Showing posts with label worldbuilding. Show all posts
Showing posts with label worldbuilding. Show all posts

Sunday, September 17, 2017

An Audience of One: Worldbuilding Easter Eggs I Plant to Entertain Myself

Yesterday I did a signing with Sage Walker whose book, THE MAN IN THE TREE, just came out last week. This is a gorgeous science fiction novel that I highly recommend. For the purists, the science is impeccable. An asteroid is equipped with propulsion and manipulated to create a living space inside that will eventually be a self-sustaining biosphere with a population of 200,000. By the time this generation ship reaches its planetary destination in 200 years, those people will be ready to colonize the new world. But when the story begins, the ship, Kybele, is nine days from leaving orbit with a population of 30,000 people. These people are the best of the best, who've worked and struggled to be among those granted a position on the Kybele. None of them will live to see the new planet, but they'll live and eat like billionaires during their time aboard ship - and give their progeny an opportunity like no other.

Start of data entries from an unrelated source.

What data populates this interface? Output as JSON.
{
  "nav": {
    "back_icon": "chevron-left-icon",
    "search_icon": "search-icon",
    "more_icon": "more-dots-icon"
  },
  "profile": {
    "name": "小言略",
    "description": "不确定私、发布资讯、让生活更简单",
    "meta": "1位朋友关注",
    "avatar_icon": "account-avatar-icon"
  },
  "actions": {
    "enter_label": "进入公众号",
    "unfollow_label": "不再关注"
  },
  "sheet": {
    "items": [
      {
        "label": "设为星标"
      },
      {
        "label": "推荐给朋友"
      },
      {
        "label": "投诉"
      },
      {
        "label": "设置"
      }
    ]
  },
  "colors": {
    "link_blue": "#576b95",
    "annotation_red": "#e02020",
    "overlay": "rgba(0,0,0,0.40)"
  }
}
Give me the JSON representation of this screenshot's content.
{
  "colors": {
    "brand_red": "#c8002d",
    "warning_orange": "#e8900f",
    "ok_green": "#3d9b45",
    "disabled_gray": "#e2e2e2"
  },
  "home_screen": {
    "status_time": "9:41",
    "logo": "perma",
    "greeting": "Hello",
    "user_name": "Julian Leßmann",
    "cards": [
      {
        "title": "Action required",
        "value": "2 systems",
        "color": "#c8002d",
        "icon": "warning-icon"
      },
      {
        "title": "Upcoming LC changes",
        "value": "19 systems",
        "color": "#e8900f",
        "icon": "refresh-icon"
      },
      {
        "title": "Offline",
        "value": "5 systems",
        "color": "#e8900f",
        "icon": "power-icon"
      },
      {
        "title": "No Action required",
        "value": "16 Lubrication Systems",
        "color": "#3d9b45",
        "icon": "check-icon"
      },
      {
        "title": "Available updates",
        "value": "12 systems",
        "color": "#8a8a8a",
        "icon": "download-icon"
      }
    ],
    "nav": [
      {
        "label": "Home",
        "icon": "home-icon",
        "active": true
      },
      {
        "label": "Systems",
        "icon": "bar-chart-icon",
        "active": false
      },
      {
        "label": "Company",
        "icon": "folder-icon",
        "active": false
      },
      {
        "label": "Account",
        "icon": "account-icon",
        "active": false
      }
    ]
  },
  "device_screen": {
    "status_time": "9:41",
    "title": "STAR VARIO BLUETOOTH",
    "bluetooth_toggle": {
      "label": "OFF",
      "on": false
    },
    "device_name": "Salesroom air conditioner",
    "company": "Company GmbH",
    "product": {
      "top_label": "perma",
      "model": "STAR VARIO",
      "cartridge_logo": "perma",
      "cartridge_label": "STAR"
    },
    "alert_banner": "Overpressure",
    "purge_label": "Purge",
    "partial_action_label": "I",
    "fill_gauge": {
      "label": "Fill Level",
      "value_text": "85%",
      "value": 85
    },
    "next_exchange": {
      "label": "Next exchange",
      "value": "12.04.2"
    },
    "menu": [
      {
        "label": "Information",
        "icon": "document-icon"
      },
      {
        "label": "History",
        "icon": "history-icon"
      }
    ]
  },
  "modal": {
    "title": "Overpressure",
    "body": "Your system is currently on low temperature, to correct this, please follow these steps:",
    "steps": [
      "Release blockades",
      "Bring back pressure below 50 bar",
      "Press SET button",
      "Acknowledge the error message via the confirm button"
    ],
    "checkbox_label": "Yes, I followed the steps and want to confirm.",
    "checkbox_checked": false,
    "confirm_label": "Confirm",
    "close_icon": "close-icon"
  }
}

Except a man has been found murdered. Unless they find the murderer before leaving orbit - a meticulously timed departure - they'll be taking someone twisted with them. Someone who may have sabotaged Kybele herself. And the guy in charge of tracking down the murderer may be in danger of falling in love with the chief suspect.

So yummy!

One of the things I really love about this book is all the worldbuilding work Sage put into it. Not all of it is on the page, but it's all there in the supporting framework. Hearing her discuss the details is amazing. (Yes, she's a friend of mine.)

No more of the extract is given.